Nur noch 40 Prozent aller Bücher in USA kommen aus Buchladen
New York - In den USA werden derzeit mehr Bücher über das Internet, durch Buchclubs oder in Kaufhäusern als in Buchgeschäften verkauft. Nur noch vier von zehn neu erworbenen Büchern kommen aus dem Fachhandel, sagte der Geschäftsführer der American Booksellers Association (ABA), Avin Mark Domnitz, der dpa am Rande der BookExpo America (BEA). Diese Veranstaltung in New York ist die größte Buchmesse der USA und eine reine Fachausstellung.

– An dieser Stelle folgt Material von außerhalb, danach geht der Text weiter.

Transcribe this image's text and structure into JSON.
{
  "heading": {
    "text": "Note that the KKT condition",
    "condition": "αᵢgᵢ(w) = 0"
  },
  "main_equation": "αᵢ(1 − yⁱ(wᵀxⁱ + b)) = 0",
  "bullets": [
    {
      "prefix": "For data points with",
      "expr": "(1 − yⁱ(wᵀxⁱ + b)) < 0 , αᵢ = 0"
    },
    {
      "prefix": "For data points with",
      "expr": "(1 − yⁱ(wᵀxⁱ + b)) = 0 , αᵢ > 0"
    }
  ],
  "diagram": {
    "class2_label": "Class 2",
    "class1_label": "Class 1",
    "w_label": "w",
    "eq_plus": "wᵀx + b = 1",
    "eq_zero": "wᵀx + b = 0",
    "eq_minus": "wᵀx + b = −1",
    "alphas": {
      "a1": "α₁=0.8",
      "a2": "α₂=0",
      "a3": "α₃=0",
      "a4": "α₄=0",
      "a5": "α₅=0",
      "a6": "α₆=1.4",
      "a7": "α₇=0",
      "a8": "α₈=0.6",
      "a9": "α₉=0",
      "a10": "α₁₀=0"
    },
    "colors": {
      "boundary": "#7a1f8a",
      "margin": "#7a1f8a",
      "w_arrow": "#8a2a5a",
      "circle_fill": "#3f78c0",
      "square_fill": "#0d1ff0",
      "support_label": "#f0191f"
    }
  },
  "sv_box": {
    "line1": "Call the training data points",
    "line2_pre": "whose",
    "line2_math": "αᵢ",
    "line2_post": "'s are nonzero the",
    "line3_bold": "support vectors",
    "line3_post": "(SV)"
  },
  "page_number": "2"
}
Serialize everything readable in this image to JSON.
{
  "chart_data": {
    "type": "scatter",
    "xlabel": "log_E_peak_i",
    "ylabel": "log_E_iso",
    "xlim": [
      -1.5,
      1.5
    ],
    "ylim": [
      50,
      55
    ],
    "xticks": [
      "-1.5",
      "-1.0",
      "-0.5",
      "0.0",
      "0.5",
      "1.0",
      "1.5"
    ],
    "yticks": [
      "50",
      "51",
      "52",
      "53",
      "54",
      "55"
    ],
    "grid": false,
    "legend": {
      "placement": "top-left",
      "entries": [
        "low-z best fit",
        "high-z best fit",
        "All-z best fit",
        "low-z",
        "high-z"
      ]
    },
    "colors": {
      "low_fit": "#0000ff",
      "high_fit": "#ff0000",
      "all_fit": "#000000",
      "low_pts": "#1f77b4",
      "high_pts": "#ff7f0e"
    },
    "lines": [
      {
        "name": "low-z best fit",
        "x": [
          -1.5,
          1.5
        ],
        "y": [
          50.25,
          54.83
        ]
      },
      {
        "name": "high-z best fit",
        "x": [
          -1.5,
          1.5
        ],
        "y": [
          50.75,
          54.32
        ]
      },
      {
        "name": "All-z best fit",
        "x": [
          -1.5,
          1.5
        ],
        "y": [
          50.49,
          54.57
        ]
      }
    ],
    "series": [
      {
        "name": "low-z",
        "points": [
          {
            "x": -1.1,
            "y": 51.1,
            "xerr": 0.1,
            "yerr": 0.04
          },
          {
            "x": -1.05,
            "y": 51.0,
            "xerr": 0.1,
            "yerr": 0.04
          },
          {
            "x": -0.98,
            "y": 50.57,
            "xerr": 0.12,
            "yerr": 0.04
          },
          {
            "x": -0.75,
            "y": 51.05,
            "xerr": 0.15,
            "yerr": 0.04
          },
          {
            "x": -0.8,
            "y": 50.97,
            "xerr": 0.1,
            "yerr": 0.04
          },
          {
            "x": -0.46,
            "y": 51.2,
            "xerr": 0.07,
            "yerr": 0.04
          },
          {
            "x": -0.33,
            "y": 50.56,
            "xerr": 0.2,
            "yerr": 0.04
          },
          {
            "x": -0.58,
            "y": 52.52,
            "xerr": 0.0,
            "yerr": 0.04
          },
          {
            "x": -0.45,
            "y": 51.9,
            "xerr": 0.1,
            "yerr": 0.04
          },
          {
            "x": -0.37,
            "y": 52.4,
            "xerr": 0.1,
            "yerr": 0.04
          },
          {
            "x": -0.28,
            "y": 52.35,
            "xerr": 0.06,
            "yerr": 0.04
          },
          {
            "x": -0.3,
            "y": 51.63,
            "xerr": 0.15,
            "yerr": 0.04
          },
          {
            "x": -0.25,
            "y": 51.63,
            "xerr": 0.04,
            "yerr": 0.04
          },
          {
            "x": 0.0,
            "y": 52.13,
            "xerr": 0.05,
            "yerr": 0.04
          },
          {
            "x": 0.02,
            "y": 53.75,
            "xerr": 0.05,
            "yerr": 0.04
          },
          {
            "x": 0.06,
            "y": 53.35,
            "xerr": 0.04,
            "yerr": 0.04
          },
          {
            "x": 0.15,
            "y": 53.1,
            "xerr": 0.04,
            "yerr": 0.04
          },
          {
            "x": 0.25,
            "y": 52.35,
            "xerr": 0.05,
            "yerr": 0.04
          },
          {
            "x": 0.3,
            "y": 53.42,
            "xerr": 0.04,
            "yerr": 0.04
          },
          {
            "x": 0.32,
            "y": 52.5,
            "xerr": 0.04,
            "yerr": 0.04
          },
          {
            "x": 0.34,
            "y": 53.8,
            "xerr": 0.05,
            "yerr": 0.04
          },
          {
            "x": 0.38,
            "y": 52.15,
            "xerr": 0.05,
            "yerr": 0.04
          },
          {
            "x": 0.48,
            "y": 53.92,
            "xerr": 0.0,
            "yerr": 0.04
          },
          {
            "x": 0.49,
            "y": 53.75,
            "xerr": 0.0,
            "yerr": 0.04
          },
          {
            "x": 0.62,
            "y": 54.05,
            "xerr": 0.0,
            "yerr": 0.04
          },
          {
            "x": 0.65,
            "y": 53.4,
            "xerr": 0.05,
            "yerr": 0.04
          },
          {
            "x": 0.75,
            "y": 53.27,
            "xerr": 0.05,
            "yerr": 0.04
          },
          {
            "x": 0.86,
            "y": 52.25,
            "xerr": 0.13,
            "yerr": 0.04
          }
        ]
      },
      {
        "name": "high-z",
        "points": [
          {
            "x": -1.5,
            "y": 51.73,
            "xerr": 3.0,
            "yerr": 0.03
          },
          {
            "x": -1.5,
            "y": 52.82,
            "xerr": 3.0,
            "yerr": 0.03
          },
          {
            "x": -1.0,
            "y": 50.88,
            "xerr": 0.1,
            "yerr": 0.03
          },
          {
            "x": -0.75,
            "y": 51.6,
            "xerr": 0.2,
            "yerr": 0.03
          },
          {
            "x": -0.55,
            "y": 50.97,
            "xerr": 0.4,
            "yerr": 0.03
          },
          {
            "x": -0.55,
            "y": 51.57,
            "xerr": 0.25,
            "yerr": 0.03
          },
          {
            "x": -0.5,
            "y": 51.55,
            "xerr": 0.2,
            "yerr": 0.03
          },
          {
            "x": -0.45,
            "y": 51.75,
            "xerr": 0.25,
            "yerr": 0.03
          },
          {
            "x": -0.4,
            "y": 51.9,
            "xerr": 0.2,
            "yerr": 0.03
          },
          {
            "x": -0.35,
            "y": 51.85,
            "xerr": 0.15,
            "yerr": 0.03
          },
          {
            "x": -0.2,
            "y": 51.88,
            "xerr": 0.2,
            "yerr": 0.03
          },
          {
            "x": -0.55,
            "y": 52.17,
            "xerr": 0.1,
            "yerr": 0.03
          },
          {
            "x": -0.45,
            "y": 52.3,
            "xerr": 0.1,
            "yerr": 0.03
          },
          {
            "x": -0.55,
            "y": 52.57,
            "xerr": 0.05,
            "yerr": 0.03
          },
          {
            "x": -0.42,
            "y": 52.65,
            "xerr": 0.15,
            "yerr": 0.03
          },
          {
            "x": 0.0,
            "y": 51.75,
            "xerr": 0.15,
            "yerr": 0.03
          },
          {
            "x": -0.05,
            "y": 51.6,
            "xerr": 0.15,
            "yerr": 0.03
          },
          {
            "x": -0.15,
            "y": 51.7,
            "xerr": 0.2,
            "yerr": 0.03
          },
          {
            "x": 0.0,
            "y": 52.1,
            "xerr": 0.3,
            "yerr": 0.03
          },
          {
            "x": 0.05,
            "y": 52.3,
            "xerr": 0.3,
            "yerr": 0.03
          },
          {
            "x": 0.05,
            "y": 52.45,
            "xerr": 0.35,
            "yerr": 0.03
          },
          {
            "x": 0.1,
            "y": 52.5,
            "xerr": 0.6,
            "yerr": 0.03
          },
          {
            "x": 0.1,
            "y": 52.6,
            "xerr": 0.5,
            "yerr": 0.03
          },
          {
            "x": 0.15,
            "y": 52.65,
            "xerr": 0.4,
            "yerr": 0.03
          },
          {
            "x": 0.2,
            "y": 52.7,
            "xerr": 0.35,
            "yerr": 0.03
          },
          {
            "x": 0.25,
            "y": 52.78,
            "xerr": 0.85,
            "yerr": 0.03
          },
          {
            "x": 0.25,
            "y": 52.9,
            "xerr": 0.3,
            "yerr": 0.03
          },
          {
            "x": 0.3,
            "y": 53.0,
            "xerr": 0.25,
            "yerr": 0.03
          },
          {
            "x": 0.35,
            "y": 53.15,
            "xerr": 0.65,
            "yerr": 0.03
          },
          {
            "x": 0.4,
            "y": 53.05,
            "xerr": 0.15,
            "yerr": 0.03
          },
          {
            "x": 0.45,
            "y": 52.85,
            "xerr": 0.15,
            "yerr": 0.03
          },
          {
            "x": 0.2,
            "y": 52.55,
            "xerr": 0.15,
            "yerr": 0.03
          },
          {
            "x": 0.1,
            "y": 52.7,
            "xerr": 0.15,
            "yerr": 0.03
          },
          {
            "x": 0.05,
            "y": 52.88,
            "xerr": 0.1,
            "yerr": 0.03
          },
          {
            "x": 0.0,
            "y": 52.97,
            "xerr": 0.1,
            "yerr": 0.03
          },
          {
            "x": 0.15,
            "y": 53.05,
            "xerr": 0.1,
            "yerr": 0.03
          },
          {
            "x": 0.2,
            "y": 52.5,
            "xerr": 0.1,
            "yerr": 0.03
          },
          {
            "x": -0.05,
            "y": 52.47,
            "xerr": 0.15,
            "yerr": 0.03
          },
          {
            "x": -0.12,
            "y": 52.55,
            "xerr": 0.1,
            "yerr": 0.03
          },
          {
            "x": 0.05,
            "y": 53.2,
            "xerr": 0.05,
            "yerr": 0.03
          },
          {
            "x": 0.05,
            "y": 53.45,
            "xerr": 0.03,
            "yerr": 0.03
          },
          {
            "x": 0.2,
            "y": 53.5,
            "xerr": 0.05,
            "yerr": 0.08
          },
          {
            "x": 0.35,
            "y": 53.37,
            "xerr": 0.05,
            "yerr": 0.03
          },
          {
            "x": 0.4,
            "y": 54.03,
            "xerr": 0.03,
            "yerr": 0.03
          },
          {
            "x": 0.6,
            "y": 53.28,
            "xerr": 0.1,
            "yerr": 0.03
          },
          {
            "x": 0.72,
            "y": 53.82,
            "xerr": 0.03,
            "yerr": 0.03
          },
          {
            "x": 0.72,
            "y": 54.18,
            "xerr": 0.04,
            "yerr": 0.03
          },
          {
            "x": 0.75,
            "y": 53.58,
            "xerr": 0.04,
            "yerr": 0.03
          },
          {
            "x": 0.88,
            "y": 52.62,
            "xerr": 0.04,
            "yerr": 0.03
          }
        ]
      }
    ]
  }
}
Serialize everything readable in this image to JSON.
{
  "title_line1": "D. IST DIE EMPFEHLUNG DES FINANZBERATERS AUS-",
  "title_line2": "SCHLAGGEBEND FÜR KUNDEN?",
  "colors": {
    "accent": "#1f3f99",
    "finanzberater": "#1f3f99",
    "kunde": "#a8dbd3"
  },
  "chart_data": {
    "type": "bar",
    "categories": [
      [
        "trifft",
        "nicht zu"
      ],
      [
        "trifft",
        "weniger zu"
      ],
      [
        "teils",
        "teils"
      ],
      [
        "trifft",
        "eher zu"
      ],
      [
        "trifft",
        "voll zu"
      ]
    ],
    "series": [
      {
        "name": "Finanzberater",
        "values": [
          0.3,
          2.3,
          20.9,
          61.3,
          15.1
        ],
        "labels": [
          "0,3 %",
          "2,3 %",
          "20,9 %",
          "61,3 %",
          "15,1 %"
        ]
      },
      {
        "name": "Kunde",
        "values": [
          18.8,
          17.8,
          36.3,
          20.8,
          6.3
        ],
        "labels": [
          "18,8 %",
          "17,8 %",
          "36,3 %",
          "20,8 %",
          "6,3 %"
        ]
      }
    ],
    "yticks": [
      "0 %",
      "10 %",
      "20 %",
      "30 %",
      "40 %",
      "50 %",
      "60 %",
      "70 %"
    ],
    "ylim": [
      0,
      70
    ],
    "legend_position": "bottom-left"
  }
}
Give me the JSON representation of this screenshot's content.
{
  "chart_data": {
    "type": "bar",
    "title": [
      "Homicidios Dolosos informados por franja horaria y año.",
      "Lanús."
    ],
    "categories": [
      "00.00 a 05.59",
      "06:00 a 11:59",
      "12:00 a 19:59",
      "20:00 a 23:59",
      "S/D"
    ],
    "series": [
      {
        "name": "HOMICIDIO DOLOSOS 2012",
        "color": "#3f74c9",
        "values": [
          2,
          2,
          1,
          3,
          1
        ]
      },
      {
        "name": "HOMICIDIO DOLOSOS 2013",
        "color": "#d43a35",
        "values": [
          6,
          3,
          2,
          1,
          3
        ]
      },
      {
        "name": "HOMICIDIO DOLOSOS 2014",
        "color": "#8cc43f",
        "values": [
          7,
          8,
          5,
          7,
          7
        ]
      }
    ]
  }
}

Laut Domnitz ist der Drang der 90er Jahre zum «Superladen für Literatur- und Musikliebhaber» inzwischen zum Stillstand gekommen. «Der Anteil von Ladenketten, die neben Buchregalen auch Cafes zum Schmökern, Lesungen und sogar kleine Konzerte anbieten, hat sich bei etwa 25 Prozent eingependelt», sagte Domnitz. Kleinere, unabhängige Buchhandlungen machen nur noch 15 Prozent des Geschäfts in Amerika aus. «Das Problem ist, dass sich kein Nachfolger mehr findet, wenn das kleine Buchgeschäft an der Ecke zumacht».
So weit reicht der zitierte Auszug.